To paint or not to paint – that is the question. Is painting antique furniture okay? Sometimes yes, sometimes no. We’ve all seen the episodes of The Antiques Roadshow where the valuation comes back on a piece that was cleaned and refinished only to find that the cleaning/refinishing reduced the potential value by 50% or more. It’s enough to instill fear into the most hearty refinisher! But, when is it okay? I would argue, more often than not, no worries.
First, let’s discuss the difference between “antique” and “vintage”.
- Antique – over 100 years old (as of this writing, prior to 1922)
- Vintage – between 20 – 99 years old (as of this writing 1923-2002). Vintage also generally connotes cultural significance such as “Mid-Century Modern” pieces or those made by well-known makers such as Stickley or Knoll.

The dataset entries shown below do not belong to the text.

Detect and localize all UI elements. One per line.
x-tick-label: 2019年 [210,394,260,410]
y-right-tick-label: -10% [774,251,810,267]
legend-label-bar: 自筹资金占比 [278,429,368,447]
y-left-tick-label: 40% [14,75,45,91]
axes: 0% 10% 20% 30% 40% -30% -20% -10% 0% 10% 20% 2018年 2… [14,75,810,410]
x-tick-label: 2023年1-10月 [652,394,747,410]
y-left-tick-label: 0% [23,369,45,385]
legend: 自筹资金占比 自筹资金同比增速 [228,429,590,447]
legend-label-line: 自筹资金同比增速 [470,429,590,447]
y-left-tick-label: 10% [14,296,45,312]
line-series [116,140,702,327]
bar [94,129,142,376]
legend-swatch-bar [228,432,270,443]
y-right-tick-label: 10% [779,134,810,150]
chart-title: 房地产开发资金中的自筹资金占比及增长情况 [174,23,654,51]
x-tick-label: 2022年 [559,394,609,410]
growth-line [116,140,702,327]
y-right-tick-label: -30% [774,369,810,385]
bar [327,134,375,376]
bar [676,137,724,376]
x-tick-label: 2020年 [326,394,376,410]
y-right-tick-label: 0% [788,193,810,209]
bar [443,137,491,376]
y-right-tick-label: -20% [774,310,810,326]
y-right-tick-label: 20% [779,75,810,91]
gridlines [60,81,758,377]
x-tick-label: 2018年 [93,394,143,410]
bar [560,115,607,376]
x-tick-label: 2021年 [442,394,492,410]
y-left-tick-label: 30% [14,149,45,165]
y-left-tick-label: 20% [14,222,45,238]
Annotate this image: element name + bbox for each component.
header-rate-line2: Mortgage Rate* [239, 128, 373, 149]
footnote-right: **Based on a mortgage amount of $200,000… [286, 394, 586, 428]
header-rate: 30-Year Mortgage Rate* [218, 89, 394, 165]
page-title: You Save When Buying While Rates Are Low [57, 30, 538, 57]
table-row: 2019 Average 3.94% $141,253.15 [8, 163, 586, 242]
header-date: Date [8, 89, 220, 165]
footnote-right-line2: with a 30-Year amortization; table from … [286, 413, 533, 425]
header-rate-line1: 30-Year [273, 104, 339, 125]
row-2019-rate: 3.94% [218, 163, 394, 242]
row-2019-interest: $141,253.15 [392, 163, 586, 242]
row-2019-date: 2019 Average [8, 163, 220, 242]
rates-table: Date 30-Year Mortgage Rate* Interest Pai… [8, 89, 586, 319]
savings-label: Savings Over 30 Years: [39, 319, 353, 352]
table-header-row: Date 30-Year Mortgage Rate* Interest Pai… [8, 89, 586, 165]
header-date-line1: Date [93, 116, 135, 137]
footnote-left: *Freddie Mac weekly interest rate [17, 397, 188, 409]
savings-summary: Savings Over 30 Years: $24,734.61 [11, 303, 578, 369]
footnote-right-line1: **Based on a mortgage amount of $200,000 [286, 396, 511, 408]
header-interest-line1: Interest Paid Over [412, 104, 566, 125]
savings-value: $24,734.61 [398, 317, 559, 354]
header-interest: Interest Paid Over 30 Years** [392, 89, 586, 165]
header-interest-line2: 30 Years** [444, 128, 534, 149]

So, for example, when I sold my parents fine quality 1950’s era traditional mahogany dining room set, it was old furniture, but not culturally significant like a Mid-Century modern set might be. So, it might have been termed “vintage” but really, it was just older furniture of no cultural significance. Even had it been from a legacy furniture maker such as Henredon or Kindel it wouldn’t be “appreciating” in value. At the estate sale, we originally put a price of $750.00 on the set. A gentleman came back twice waiting to see if we’d discount it and by the end of the two-day estate sale, I was happy to receive $150.00 for the set and see it go to someone who really wanted it (and I didn’t have to pay to have it removed and likely trashed). My guess is, he painted it (which would have made my dad roll over).
Speaking of my Dad (whom I miss dearly!) – he found this old desk at a barn sale somewhere when I was in elementary school and refinished it to match my bedroom set. It was possibly over 100 years old at the time (certainly is now!) but it wasn’t a fine antique so refinishing and painting was a great upgrade. I don’t recall what it looked like prior to him painting it. It will always have a place of pride in my home.
I’ve posted about this project before. My Hingham, MA clients had this ginormous Harden Furniture modular cherry wall unit. Very expensive, classic. Probably just around 20 years old at the time I was working for them. But, it’s dated looking. Highly functional, but dated. Even though it was a great quality piece, it would never become a fine antique with age. Painting was like giving it the breath of life – adding years of use. It would have otherwise either been sent to a landfill, or sold for pennies to someone who would repaint it.
This is what folks from The Antiques Roadshow have to say about painting antique furniture:
Several years ago I produced a decoration magazine called ::Surroundings:: and this image above was the cover for one of the issues. I created this editorial vignette in the showroom of my friends who owned Trianon Antiques in the Boston Design Center. Featured is French settle with gilded frame and in the foreground is a Biedermeier chair. Part of the determination of whether painting antique furniture is okay is to consider if it will make the item look better. Of course, this can be subjective. But to my view – the settee frame could be repainted and not necessarily re-guilded without harming the aesthetic value of the piece. But in the case of the Biedermeier chair, the burled wood and finish are part of the overall historical aesthetic value of this style of furniture and it would be a crime to cover that up. It would ruin any monetary value because it ruins the aesthetic value.
This L and J.G. Stickley Arts and Crafts Bench is for sale at 1st Dibs for $4,800.00. I would say that this should not be repainted even though it’s not hugely expensive and not overly likely to go up in value. But the intrinsic nature of the stained wood is part and parcel of the style, plus it’s attributed to one of the Stickley brothers.
That said, if you had this piece lying around and wanted to update it, I wouldn’t think it would be the end of the world to paint it. It is antique as it’s likely just around 100 years old, but the leather has been replaced and is faux and it’s not from Stickley or other known furniture maker.
This is a beautiful looking piece of furniture. Great for storage with a lovely flame mahogany veneer on the door fronts. If you looked quick and saw it’s for sale on 1st Dibs, you might think this is a fine antique. But it’s actually late 20th Century and only selling for $1,450.00. This is a candidate for a new paint job if the existing finish isn’t to your liking, but the shape and storage are.
And what of this beauty? If you were to consider repainting this antique furniture – you’d be committing a crime against decorative history – plus you’d lose all value. This is an early 19th Century sideboard attributed to Duncan Phyfe and is listed on 1st Dibs for $22,500.00.
So, the upshot is, if you’re thinking about painting antique furniture, consider the age, maker and historical context of the item. Just because something is old doesn’t mean it’s a fine quality piece worthy of protection. Even newer pieces that may have been expensive may no longer have much value due to changing trends in style. But fine antiques, especially if they are attributable to a specific maker and are the epitome of their particular style (such as Stickley or Phyfe) need to be preserved as they are.